The panelists turned to what they believe to be both short and long-term solutions to these problems in the immigration system. Bier referenced humanitarian parole, a short-term solution in which asylum seekers can be legally and financially sponsored by private citizens for up to two years while awaiting their turn for an asylum hearing. This system alone has relocated 500,000 individuals from the southern border to cities across the country, where migrants begin integrating into communities and the workforce. However, this is nowhere near a complete solution, as humanitarian parole does not include a path to permanent citizenship and places responsibilities on willing private citizens to provide funding and assistance that could instead be allocated from the government. Still, it could be a base model for a new approach to immigration that, with significant modification, would allow new arrivals a path to apply for and achieve long-term residence and status. As Baslice noted during the panel, any immigration reform must contain mechanisms that allow policies to evolve and remain efficient and relevant at the time of its application, a feature which current systems glaringly lack.  
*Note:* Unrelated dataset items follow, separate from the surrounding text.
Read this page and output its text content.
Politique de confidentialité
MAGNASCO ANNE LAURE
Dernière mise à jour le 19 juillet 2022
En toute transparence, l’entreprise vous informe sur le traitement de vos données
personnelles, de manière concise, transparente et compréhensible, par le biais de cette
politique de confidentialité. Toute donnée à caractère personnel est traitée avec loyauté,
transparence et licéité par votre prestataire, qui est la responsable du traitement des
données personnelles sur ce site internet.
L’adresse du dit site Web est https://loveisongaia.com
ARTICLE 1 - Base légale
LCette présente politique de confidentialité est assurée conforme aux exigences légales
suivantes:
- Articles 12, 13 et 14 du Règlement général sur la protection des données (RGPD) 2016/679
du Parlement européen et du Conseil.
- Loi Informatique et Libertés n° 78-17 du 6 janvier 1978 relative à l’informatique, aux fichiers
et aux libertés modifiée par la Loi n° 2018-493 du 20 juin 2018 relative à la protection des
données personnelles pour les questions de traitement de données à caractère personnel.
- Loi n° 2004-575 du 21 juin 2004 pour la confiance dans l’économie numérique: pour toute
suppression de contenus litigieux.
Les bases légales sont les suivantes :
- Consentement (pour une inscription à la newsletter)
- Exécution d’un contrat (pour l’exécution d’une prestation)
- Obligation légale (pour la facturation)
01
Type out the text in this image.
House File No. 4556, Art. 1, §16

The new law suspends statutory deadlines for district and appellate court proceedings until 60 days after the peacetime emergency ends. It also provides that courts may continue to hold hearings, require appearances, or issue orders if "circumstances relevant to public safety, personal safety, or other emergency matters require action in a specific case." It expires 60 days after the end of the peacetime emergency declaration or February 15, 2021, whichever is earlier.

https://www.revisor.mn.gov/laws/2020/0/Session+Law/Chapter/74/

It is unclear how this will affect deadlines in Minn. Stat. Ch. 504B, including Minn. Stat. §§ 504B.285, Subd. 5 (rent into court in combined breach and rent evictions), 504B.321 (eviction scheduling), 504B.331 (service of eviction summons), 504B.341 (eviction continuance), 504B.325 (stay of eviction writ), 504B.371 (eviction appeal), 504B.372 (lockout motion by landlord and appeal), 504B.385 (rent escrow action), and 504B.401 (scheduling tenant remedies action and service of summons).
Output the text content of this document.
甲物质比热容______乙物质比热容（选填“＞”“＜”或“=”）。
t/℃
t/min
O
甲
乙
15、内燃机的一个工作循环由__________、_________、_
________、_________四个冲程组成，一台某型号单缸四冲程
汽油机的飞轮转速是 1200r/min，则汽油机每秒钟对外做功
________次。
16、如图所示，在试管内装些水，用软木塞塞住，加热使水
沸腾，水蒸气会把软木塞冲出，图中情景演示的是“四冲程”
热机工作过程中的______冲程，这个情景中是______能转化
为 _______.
In the concluding Q&A portion of the event, an audience member pressed the panel on a notably unaddressed issue: regardless of how much bipartisan support and credible research there is for legal immigration reform, will politicians ever be willing to give up the political capital of fear-mongering around immigrants and advocating for further migration restriction? Though blanching slightly, all members of the panel maintained their confidence in achieving support for increasing pathways to legal immigration, as long as facts about the current situation continued to be made common knowledge. Bier answered that while many Americans fear chaos at the border, more legal pathways to citizenship will drastically reduce the number of individuals stuck there, reducing reasons for manufactured panic. 

Creating such common knowledge about migration realities and overcoming political alarmism are crucial to setting the stage for comprehensive immigration reform. In the foreseeable future, one which will be marked by exponentially increasing flows of migrants fleeing climate disaster, conflict, and economic instability, creating functional systems for immigrating into the US is vital. Action on migration reform is no longer only the responsibility of the on-the-ground organizers and volunteers, but an issue that necessitates initiative from the highest levels of government, if the US seeks to create policy that will adequately respond to the geopolitical and economic conditions of the present and future.